More seriously and more to the point, I think that value-added learning is precisely the same kind of misbegotten mess that Pearson’s g[6] turned out to be, if not a worse. We cannot even say exactly what value is in this addition: all we can do is infer its existence from the solutions to a formula. What is more, IQ is at least a simple quotient: contrast it with Ms. Isaacson’s score, which is the result of applying a formula[7] of astonishing impenetrability. This cloud of sigmas and enigmas, enveloping her work with data about her students and the school where she does that work, has determined that she is in the 7th percentile of teachers.

The 7th percentile of teachers. What does that mean? I suggest it means no more, and possibly much less, than a college-rating system of suspect reliability means when it says that College X is the 52nd-best in the country. The suspect system of ratings means little even if it has no margin of error, but it turns out that Ms. Isaacson’s score has a margin of error so great that her “actual rating”—whatever that is—could be anywhere from the 1st percentile of teachers to the 52nd. This helpful rating, taken with the needed caution, effectively says that she might be the worst teacher in New York, or better than half of them, or anywhere in between. Unfortunately, this helpful rating is not being taken with the needed caution because the margin of error is ignored in the definitive casting of Ms. Isaacson on the rubbish-heap. Where is Finland?

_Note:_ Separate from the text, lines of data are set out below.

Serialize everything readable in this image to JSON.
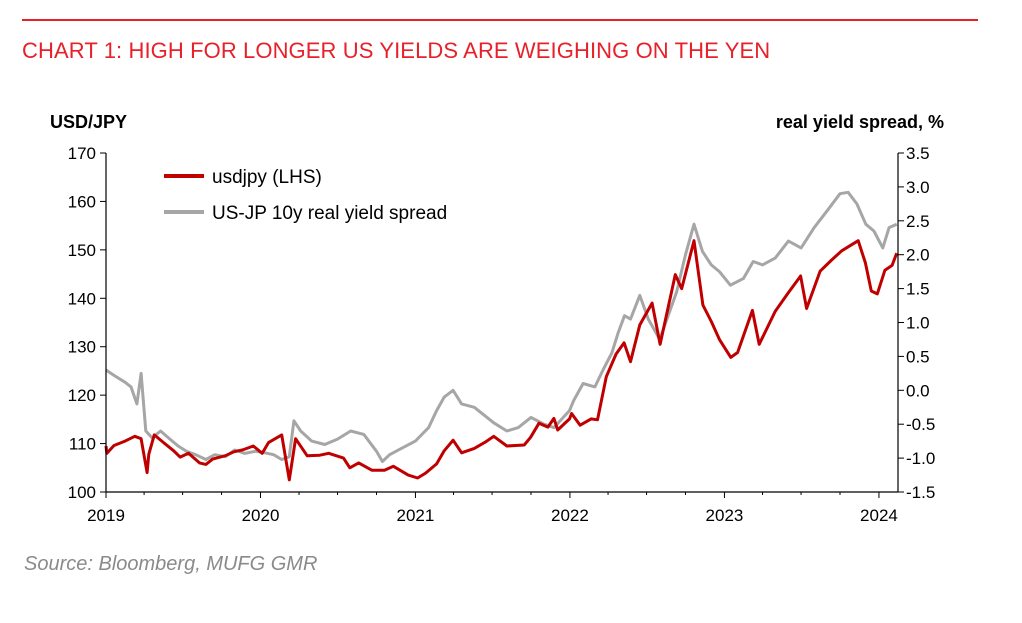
{
  "header": {
    "title": "CHART 1: HIGH FOR LONGER US YIELDS ARE WEIGHING ON THE YEN",
    "accent_color": "#e8202a"
  },
  "footer": {
    "source": "Source: Bloomberg, MUFG GMR"
  },
  "chart_data": {
    "type": "line",
    "left_axis_title": "USD/JPY",
    "right_axis_title": "real yield spread, %",
    "left_ylim": [
      100,
      170
    ],
    "right_ylim": [
      -1.5,
      3.5
    ],
    "xlim": [
      "2019-01-01",
      "2024-02-15"
    ],
    "x_tick_labels": [
      "2019",
      "2020",
      "2021",
      "2022",
      "2023",
      "2024"
    ],
    "left_tick_labels": [
      "100",
      "110",
      "120",
      "130",
      "140",
      "150",
      "160",
      "170"
    ],
    "right_tick_labels": [
      "-1.5",
      "-1.0",
      "-0.5",
      "0.0",
      "0.5",
      "1.0",
      "1.5",
      "2.0",
      "2.5",
      "3.0",
      "3.5"
    ],
    "grid": false,
    "legend_position": "top-left",
    "series": [
      {
        "name": "usdjpy (LHS)",
        "axis": "left",
        "color": "#c00000",
        "points": [
          [
            "2019-01-01",
            109.5
          ],
          [
            "2019-01-03",
            108.0
          ],
          [
            "2019-01-20",
            109.6
          ],
          [
            "2019-02-15",
            110.5
          ],
          [
            "2019-03-10",
            111.5
          ],
          [
            "2019-03-25",
            111.0
          ],
          [
            "2019-04-08",
            104.0
          ],
          [
            "2019-04-12",
            107.8
          ],
          [
            "2019-04-25",
            111.8
          ],
          [
            "2019-05-20",
            110.0
          ],
          [
            "2019-06-10",
            108.5
          ],
          [
            "2019-06-25",
            107.2
          ],
          [
            "2019-07-15",
            108.0
          ],
          [
            "2019-08-10",
            106.0
          ],
          [
            "2019-08-25",
            105.7
          ],
          [
            "2019-09-10",
            106.8
          ],
          [
            "2019-10-10",
            107.5
          ],
          [
            "2019-10-30",
            108.3
          ],
          [
            "2019-11-20",
            108.7
          ],
          [
            "2019-12-15",
            109.5
          ],
          [
            "2020-01-05",
            108.0
          ],
          [
            "2020-01-20",
            110.2
          ],
          [
            "2020-02-20",
            111.8
          ],
          [
            "2020-03-09",
            102.5
          ],
          [
            "2020-03-24",
            111.0
          ],
          [
            "2020-04-20",
            107.5
          ],
          [
            "2020-05-20",
            107.6
          ],
          [
            "2020-06-10",
            108.0
          ],
          [
            "2020-07-15",
            107.0
          ],
          [
            "2020-07-30",
            105.0
          ],
          [
            "2020-08-20",
            106.0
          ],
          [
            "2020-09-20",
            104.5
          ],
          [
            "2020-10-20",
            104.5
          ],
          [
            "2020-11-10",
            105.3
          ],
          [
            "2020-12-15",
            103.5
          ],
          [
            "2021-01-06",
            102.9
          ],
          [
            "2021-01-25",
            103.9
          ],
          [
            "2021-02-20",
            105.8
          ],
          [
            "2021-03-10",
            108.5
          ],
          [
            "2021-03-31",
            110.7
          ],
          [
            "2021-04-20",
            108.1
          ],
          [
            "2021-05-20",
            109.0
          ],
          [
            "2021-06-15",
            110.3
          ],
          [
            "2021-07-05",
            111.5
          ],
          [
            "2021-08-05",
            109.5
          ],
          [
            "2021-09-15",
            109.7
          ],
          [
            "2021-09-30",
            111.3
          ],
          [
            "2021-10-20",
            114.2
          ],
          [
            "2021-11-10",
            113.4
          ],
          [
            "2021-11-24",
            115.2
          ],
          [
            "2021-12-03",
            112.8
          ],
          [
            "2021-12-31",
            115.1
          ],
          [
            "2022-01-05",
            116.2
          ],
          [
            "2022-01-25",
            113.8
          ],
          [
            "2022-02-20",
            115.1
          ],
          [
            "2022-03-07",
            114.9
          ],
          [
            "2022-03-28",
            123.8
          ],
          [
            "2022-04-20",
            128.5
          ],
          [
            "2022-05-09",
            130.8
          ],
          [
            "2022-05-24",
            126.9
          ],
          [
            "2022-06-15",
            134.5
          ],
          [
            "2022-07-14",
            139.0
          ],
          [
            "2022-08-02",
            130.5
          ],
          [
            "2022-09-07",
            144.9
          ],
          [
            "2022-09-22",
            142.0
          ],
          [
            "2022-10-21",
            151.9
          ],
          [
            "2022-11-11",
            138.6
          ],
          [
            "2022-12-01",
            135.2
          ],
          [
            "2022-12-20",
            131.5
          ],
          [
            "2023-01-16",
            127.8
          ],
          [
            "2023-02-01",
            128.8
          ],
          [
            "2023-03-08",
            137.5
          ],
          [
            "2023-03-24",
            130.5
          ],
          [
            "2023-05-01",
            137.3
          ],
          [
            "2023-05-30",
            140.9
          ],
          [
            "2023-06-30",
            144.6
          ],
          [
            "2023-07-14",
            137.9
          ],
          [
            "2023-08-15",
            145.6
          ],
          [
            "2023-09-10",
            147.8
          ],
          [
            "2023-10-05",
            149.8
          ],
          [
            "2023-11-13",
            151.9
          ],
          [
            "2023-11-30",
            147.3
          ],
          [
            "2023-12-14",
            141.5
          ],
          [
            "2023-12-28",
            140.9
          ],
          [
            "2024-01-15",
            145.8
          ],
          [
            "2024-02-01",
            146.8
          ],
          [
            "2024-02-12",
            149.3
          ]
        ]
      },
      {
        "name": "US-JP 10y real yield spread",
        "axis": "right",
        "color": "#a6a6a6",
        "points": [
          [
            "2019-01-01",
            0.3
          ],
          [
            "2019-01-20",
            0.22
          ],
          [
            "2019-02-15",
            0.12
          ],
          [
            "2019-03-01",
            0.05
          ],
          [
            "2019-03-15",
            -0.2
          ],
          [
            "2019-03-25",
            0.25
          ],
          [
            "2019-04-05",
            -0.6
          ],
          [
            "2019-04-20",
            -0.7
          ],
          [
            "2019-05-10",
            -0.6
          ],
          [
            "2019-06-01",
            -0.72
          ],
          [
            "2019-06-20",
            -0.82
          ],
          [
            "2019-07-10",
            -0.9
          ],
          [
            "2019-08-01",
            -0.95
          ],
          [
            "2019-08-25",
            -1.02
          ],
          [
            "2019-09-15",
            -0.95
          ],
          [
            "2019-10-10",
            -0.98
          ],
          [
            "2019-11-01",
            -0.88
          ],
          [
            "2019-11-25",
            -0.93
          ],
          [
            "2019-12-20",
            -0.9
          ],
          [
            "2020-01-10",
            -0.92
          ],
          [
            "2020-02-01",
            -0.95
          ],
          [
            "2020-02-20",
            -1.02
          ],
          [
            "2020-03-09",
            -0.98
          ],
          [
            "2020-03-20",
            -0.45
          ],
          [
            "2020-04-05",
            -0.6
          ],
          [
            "2020-05-01",
            -0.75
          ],
          [
            "2020-06-01",
            -0.8
          ],
          [
            "2020-07-01",
            -0.72
          ],
          [
            "2020-08-01",
            -0.6
          ],
          [
            "2020-09-01",
            -0.65
          ],
          [
            "2020-10-01",
            -0.9
          ],
          [
            "2020-10-15",
            -1.05
          ],
          [
            "2020-11-01",
            -0.95
          ],
          [
            "2020-12-01",
            -0.85
          ],
          [
            "2021-01-01",
            -0.75
          ],
          [
            "2021-02-01",
            -0.55
          ],
          [
            "2021-02-20",
            -0.3
          ],
          [
            "2021-03-10",
            -0.1
          ],
          [
            "2021-03-31",
            0.0
          ],
          [
            "2021-04-20",
            -0.2
          ],
          [
            "2021-05-20",
            -0.25
          ],
          [
            "2021-06-15",
            -0.38
          ],
          [
            "2021-07-05",
            -0.48
          ],
          [
            "2021-08-05",
            -0.6
          ],
          [
            "2021-09-01",
            -0.55
          ],
          [
            "2021-10-01",
            -0.4
          ],
          [
            "2021-11-01",
            -0.5
          ],
          [
            "2021-11-24",
            -0.55
          ],
          [
            "2021-12-31",
            -0.3
          ],
          [
            "2022-01-10",
            -0.15
          ],
          [
            "2022-02-01",
            0.1
          ],
          [
            "2022-03-01",
            0.05
          ],
          [
            "2022-03-20",
            0.3
          ],
          [
            "2022-04-10",
            0.55
          ],
          [
            "2022-04-25",
            0.85
          ],
          [
            "2022-05-10",
            1.1
          ],
          [
            "2022-05-24",
            1.05
          ],
          [
            "2022-06-15",
            1.4
          ],
          [
            "2022-07-05",
            1.05
          ],
          [
            "2022-08-01",
            0.75
          ],
          [
            "2022-09-10",
            1.45
          ],
          [
            "2022-10-01",
            2.0
          ],
          [
            "2022-10-21",
            2.45
          ],
          [
            "2022-11-10",
            2.05
          ],
          [
            "2022-12-01",
            1.85
          ],
          [
            "2022-12-20",
            1.75
          ],
          [
            "2023-01-15",
            1.55
          ],
          [
            "2023-02-15",
            1.65
          ],
          [
            "2023-03-10",
            1.9
          ],
          [
            "2023-04-01",
            1.85
          ],
          [
            "2023-05-01",
            1.95
          ],
          [
            "2023-06-01",
            2.2
          ],
          [
            "2023-07-01",
            2.1
          ],
          [
            "2023-08-01",
            2.4
          ],
          [
            "2023-09-01",
            2.65
          ],
          [
            "2023-10-01",
            2.9
          ],
          [
            "2023-10-20",
            2.92
          ],
          [
            "2023-11-10",
            2.75
          ],
          [
            "2023-12-01",
            2.45
          ],
          [
            "2023-12-20",
            2.35
          ],
          [
            "2024-01-10",
            2.1
          ],
          [
            "2024-01-25",
            2.4
          ],
          [
            "2024-02-12",
            2.45
          ]
        ]
      }
    ]
  }
}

Or, for that matter, to keep things American, where is W. Edwards Deming? Schools should be run on an educational model, not on a business model, but Deming became the inspiration of post-WWII Japanese business and its economic miracle by advocating a remarkable series of principles of business management. If the educational leaders in schools are going to be replaced by businessmen—though they shouldn’t be—at least those replacements might consider applying some of Deming’s principles:

  • Drive out fear.
  • Eliminate slogans, exhortations, and targets.
  • Eliminate management by numbers, numerical goals. Substitute leadership.